Yes, two cores can take two different locks at the same time. The atomic RMW operation only needs a "cache lock", not a global bus lock, on modern CPUs. e.g. this test code (on Godbolt) is C++ code that compiles to a loop that just repeats an xchg [rdi], ecx
, with each thread using a different std::atomic<int>
object in a different cache line. The total runtime of the program on my i7-6700k is 463ms whether it runs on 1 or 4 threads, so that rules out any kind of system-wide bus lock, confirming that the CPU just uses a MESI cache-lock within the core doing the RMW to make sure it's atomic without disturbing operations of other cores. Uncontended locks scale perfectly when each thread is only locking/unlocking its own lock repeatedly.
Taking a lock that was last released by another core will stall this one for maybe hundreds of clock cycles (40 to 70 nanoseconds is a typical inter-core latency) for the RFO (Read For Ownership) to complete and get exclusive ownership of the cache line, but won't have to retry or anything. Atomic RMW involves a memory barrier (on x86), so memory operations after the lock can't even get started, so the CPU core may be stalled for a while. There is significant cost here, compared to normal loads/stores, which out-of-order exec can't hide as well as some other things.

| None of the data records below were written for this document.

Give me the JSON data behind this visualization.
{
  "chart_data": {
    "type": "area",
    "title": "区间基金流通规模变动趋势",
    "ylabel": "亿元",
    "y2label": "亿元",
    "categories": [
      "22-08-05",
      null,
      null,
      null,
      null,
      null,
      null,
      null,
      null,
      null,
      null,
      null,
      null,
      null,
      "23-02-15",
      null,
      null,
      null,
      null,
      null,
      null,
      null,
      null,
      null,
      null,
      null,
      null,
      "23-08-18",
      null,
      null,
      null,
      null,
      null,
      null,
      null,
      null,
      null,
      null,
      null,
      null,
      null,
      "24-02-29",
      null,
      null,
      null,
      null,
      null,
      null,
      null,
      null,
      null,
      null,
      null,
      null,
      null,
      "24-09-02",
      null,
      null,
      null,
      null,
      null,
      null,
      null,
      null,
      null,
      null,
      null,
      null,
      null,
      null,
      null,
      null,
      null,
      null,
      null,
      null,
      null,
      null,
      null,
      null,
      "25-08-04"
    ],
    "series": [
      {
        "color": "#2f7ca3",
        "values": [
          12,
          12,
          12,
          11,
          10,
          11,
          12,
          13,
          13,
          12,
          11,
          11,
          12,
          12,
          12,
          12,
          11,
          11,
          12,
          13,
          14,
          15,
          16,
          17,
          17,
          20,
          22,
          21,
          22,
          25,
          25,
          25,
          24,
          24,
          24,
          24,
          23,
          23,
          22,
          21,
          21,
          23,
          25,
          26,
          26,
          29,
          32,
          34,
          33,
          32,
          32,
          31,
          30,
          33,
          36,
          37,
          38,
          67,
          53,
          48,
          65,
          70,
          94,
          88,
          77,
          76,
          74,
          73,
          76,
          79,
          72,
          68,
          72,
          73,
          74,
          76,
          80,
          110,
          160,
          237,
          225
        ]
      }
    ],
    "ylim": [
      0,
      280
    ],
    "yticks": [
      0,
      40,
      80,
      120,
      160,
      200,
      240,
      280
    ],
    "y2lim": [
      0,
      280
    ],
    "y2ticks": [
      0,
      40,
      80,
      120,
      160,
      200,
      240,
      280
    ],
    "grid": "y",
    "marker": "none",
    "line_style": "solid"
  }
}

No, two cores can't take the same lock at the same time1, that's the whole point of a mutex. Correctly-implemented ones don't have the same bug as your example of spin-wait and then separately store a true
.
(Note 1: There are counted locks / semaphores that you can use to allow up to n
threads into a critical section, for some fixed n
, where the resource management problem you want to solve is something other than simple mutual exclusion. But you're only talking about mutexes.)
The critical operation in taking a lock is an atomic RMW, for example x86 xchg [rcx], eax
or lock cmpxchg [rcx], edx
, that stores a 1
(true) and as part of the same operation checks what the old value was. (Can num++ be atomic for 'int num'?). In C++, that would mean using std::atomic<bool> lock;
/ old = lock.exchange(true);
In C#, you have Interlocked.Exchange(). That closes the race window your attempt contained, where two threads could exit the while(_locker){}
loop and then both blindly store a _locker = true
.
Also note that rolling your own spin-loop has problems if you don't use volatile
or Volatile.Read()
to stop the compiler from assuming that no other threads are writing a variable you're reading/writing. (Without volatile, while(foo){}
can optimize into if(!foo) infinite_loop{}
by hoisting the apparently loop-invariant load out of the loop).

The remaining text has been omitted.